Bila kau tak inginkan puisi oh tak apa
Bila kau tak percaya penyair pun tak apa
Ah aku ingat. Lagu Lyla, judulnya Percayakan. Seingatku aku dan Rakha tidak pernah memainkan lagu ini. Itu artinya dia mempelajarinya sendiri. Hebat.
Tapi percayakan hatimu padaku
Bila kau inginkan aku akan slalu menjaganya
Percayakan aku untuk jadi bingkai hatimu
Rakha mengakhiri petikan gitarnya. “Sudah?” tanyaku. Penonton kecewa.
Dia nyengir lebar. “Kan yang penting udah kunyanyiin. Sisanya kan diulang-ulang doang,” kata Rakha beralasan.
“Ah gak asik,” keluhku.
“Yang asik ini,” kata Rakha dan dia mencium bibirku lagi. Cukup lama kali ini kami berciuman, aku menikmati setiap gerakan bibir Rakha seperti biasanya. Dan seperti biasa pula, aku yang selalu mengakhiri ciuman kami.
Rakha menyandarkan gitar di dinding samping kasur. Dia memegang kedua tanganku dan menatapku tajam. “Bel, aku merasa beruntung banget bisa jadi pacar kamu,” katanya.
“Iya, aku juga,” balasku.
“Kamu sudah bilang sama mama kamu tentang rencana ke Jogja?”
Aku langsung nyengir bodoh. “Belum,” jawabku sambil terkekeh sendiri.
“Nanti kalau gak diizinin gimana?” wajah Rakha berubah menjadi khawatir.
“Pasti diizinin kok. Kamu tenang aja ya,” kataku. Rakha tersenyum lagi.
Selanjutkan aku memutuskan untuk pulang. Sekarang sudah hampir magrib dan aku tidak ingin terlalu larut sampai di rumah. Seperti biasa Rakha mengantarku sampai lapangan tempat aku parkir mobil. “Hati-hati di jalan,” katanya sebelum aku menutup jendela mobil. Aku hanya mengangguk membalasnya.

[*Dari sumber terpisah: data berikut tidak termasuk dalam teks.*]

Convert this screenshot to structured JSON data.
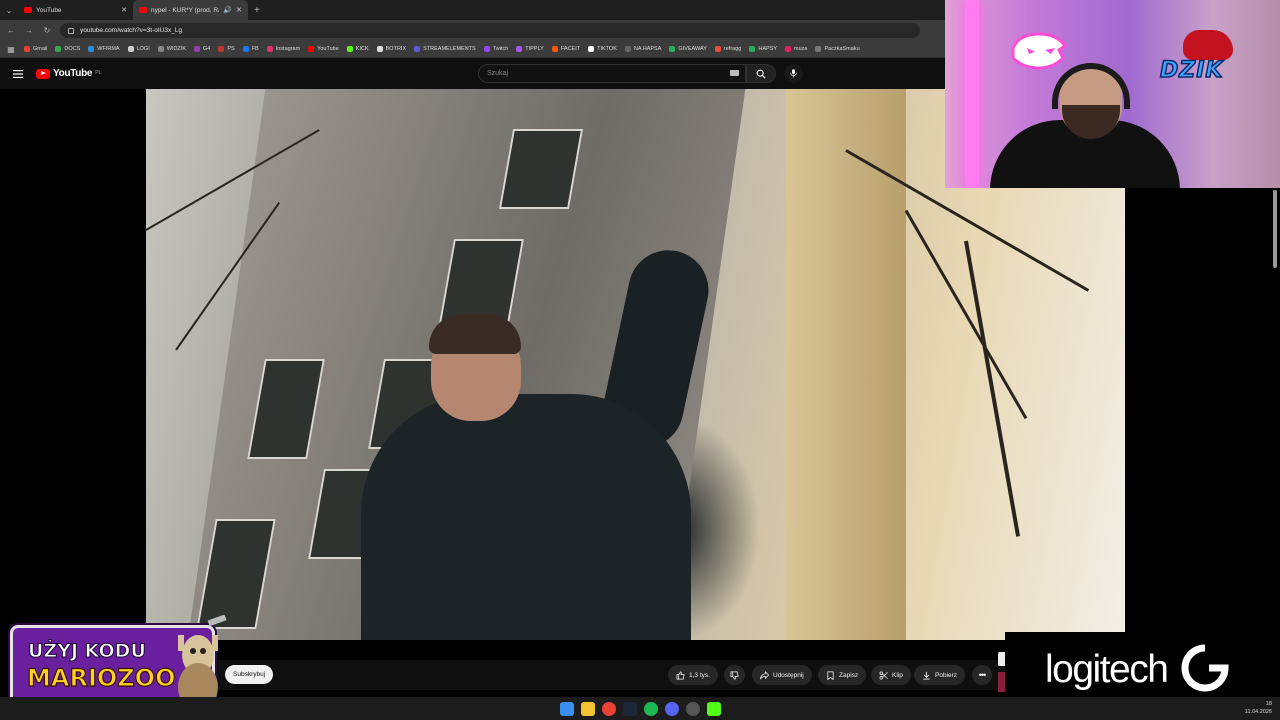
{
  "browser": {
    "tabs": [
      {
        "title": "YouTube",
        "active": false
      },
      {
        "title": "nypel - KUR*Y (prod. Raiar)",
        "active": true
      }
    ],
    "url": "youtube.com/watch?v=3t-oIU3x_Lg",
    "bookmarks": [
      {
        "label": "Gmail",
        "color": "#ea4335"
      },
      {
        "label": "DOCS",
        "color": "#34a853"
      },
      {
        "label": "WFIRMA",
        "color": "#2a8fd8"
      },
      {
        "label": "LOGI",
        "color": "#cccccc"
      },
      {
        "label": "WIDZIK",
        "color": "#888888"
      },
      {
        "label": "G4",
        "color": "#8e44ad"
      },
      {
        "label": "PS",
        "color": "#c0392b"
      },
      {
        "label": "FB",
        "color": "#1877f2"
      },
      {
        "label": "Instagram",
        "color": "#e1306c"
      },
      {
        "label": "YouTube",
        "color": "#ff0000"
      },
      {
        "label": "KICK",
        "color": "#53fc18"
      },
      {
        "label": "BOTRIX",
        "color": "#dddddd"
      },
      {
        "label": "STREAMELEMENTS",
        "color": "#5b5bd6"
      },
      {
        "label": "Twitch",
        "color": "#9146ff"
      },
      {
        "label": "TIPPLY",
        "color": "#a855f7"
      },
      {
        "label": "FACEIT",
        "color": "#ff5500"
      },
      {
        "label": "TIKTOK",
        "color": "#ffffff"
      },
      {
        "label": "NA HAPSA",
        "color": "#666666"
      },
      {
        "label": "GIVEAWAY",
        "color": "#27ae60"
      },
      {
        "label": "refragg",
        "color": "#e74c3c"
      },
      {
        "label": "HAPSY",
        "color": "#27ae60"
      },
      {
        "label": "muza",
        "color": "#e91e63"
      },
      {
        "label": "PaczkaSmaku",
        "color": "#777777"
      }
    ]
  },
  "youtube": {
    "logo_text": "YouTube",
    "region": "PL",
    "search_placeholder": "Szukaj"
  },
  "actions": {
    "likes": "1,3 tys.",
    "share": "Udostępnij",
    "save": "Zapisz",
    "clip": "Klip",
    "download": "Pobierz"
  },
  "overlay": {
    "promo_line1": "UŻYJ KODU",
    "promo_line2": "MARIOZOO",
    "subscribe": "Subskrybuj",
    "sponsor": "logitech",
    "cam_brand": "DZIK"
  },
  "taskbar": {
    "time": "18",
    "date": "11.04.2026"
  },
  "colors": {
    "youtube_red": "#ff0000",
    "promo_purple": "#6a1f9e",
    "promo_yellow": "#ffd21f",
    "dzik_blue": "#3fa4ff"
  }
}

Di tengah perjalanan ada sebuah BBM masuk. Begitu berhenti di lampu merah, kubuka pesannya. Awalnya kukira BBM dari Rakha, ternyata dari Rifka. Dia mengajakku untuk makan di salah satu resto di depan komplek perumahanku. Aku setuju untuk ikut dan mengatakan bahwa kemungkinan aku bisa tiba satu jam lagi.
Ini bukan kali pertama dia mengajakku pergi keluar. Setelah pesta pernikahan kami sudah beberapa kali bertemu karena memang rumah kami ternyata satu komplek. Dan tempat bertemu kami hanya sekitaran komplek saja.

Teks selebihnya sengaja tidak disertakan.